As of 31 March 2024 India’s refining sector comprised 23 crude oil refineries—18 state‑owned, three private and two joint ventures—with an installed capacity of 256.8 Mt/yr, up from 248.9 Mt in 2020–21 and ranking the country as Asia’s second‑largest refiner after China. In the 2023–24 refining year Indian refineries processed 256.1 Mt of crude, implying an aggregate capacity utilisation of about 99.7%. The sector is led by Indian Oil Corporation (IOC), whose installed capacity is approximately 80.55 Mt/yr and whose crude throughput in 2023–24 was about 77.6 Mt; other major players include BPCL (≈35.3 Mt/yr) and HPCL (≈20.6 Mt/yr).

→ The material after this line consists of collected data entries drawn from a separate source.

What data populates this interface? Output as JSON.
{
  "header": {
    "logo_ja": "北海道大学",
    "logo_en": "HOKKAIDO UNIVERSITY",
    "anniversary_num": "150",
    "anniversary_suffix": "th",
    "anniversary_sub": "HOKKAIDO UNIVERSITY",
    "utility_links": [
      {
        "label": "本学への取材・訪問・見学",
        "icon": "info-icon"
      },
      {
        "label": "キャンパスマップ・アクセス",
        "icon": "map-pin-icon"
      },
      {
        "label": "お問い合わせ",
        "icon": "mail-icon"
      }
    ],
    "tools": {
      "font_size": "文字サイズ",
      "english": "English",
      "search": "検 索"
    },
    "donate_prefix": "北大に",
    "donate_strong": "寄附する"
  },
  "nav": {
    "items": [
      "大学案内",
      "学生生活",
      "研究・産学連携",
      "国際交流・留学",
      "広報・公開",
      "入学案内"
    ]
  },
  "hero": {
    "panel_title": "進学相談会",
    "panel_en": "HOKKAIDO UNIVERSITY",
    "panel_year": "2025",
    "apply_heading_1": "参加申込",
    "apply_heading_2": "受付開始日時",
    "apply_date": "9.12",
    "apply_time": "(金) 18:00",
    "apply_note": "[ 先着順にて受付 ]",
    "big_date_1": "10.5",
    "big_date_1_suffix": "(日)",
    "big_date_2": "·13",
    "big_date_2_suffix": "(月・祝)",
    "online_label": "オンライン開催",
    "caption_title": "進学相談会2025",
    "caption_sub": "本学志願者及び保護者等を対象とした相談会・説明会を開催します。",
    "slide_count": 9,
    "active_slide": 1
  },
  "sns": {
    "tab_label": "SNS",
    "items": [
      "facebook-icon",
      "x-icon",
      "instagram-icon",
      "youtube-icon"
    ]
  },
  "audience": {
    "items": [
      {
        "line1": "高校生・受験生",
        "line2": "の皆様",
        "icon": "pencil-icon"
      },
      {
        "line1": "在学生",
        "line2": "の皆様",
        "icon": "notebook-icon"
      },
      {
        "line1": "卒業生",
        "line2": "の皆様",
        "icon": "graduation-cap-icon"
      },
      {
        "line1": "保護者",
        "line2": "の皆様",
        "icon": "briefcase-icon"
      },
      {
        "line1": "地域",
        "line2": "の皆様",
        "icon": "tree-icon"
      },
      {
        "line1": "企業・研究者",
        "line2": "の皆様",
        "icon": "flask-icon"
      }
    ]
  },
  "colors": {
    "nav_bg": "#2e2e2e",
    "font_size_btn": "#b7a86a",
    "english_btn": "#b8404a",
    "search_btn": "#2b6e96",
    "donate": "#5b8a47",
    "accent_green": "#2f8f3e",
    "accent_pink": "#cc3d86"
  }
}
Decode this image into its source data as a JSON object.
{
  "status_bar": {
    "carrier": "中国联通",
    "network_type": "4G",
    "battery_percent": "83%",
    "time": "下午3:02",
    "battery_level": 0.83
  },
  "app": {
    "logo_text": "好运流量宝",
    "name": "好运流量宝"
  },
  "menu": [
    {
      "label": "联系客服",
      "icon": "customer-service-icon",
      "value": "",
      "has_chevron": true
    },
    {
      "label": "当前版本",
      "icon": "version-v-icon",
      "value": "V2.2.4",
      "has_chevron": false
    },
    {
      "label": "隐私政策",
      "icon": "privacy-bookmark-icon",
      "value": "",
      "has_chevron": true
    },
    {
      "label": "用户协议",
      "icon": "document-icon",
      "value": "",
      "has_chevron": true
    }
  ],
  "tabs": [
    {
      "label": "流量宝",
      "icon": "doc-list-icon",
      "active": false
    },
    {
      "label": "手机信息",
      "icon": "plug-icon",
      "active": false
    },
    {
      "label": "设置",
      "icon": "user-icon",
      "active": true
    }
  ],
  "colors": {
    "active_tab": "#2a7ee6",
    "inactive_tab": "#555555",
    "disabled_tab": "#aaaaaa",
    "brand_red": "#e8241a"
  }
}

India is a significant net exporter of refined products, recording net exports in excess of 62 Mt in 2023–24. The export slate is dominated by middle distillates—diesel, naphtha and aviation turbine fuel (ATF)—reflecting both domestic surplus refining throughput and deep integration with international product markets. Many Indian refineries are configured to maximise distillate yields by processing heavier, higher‑sulphur residual oils through vacuum distillation and coking units; this upgrading pathway increases production of light transport fuels while generating petroleum coke (petcoke), a high‑calorific but high‑sulphur solid by‑product.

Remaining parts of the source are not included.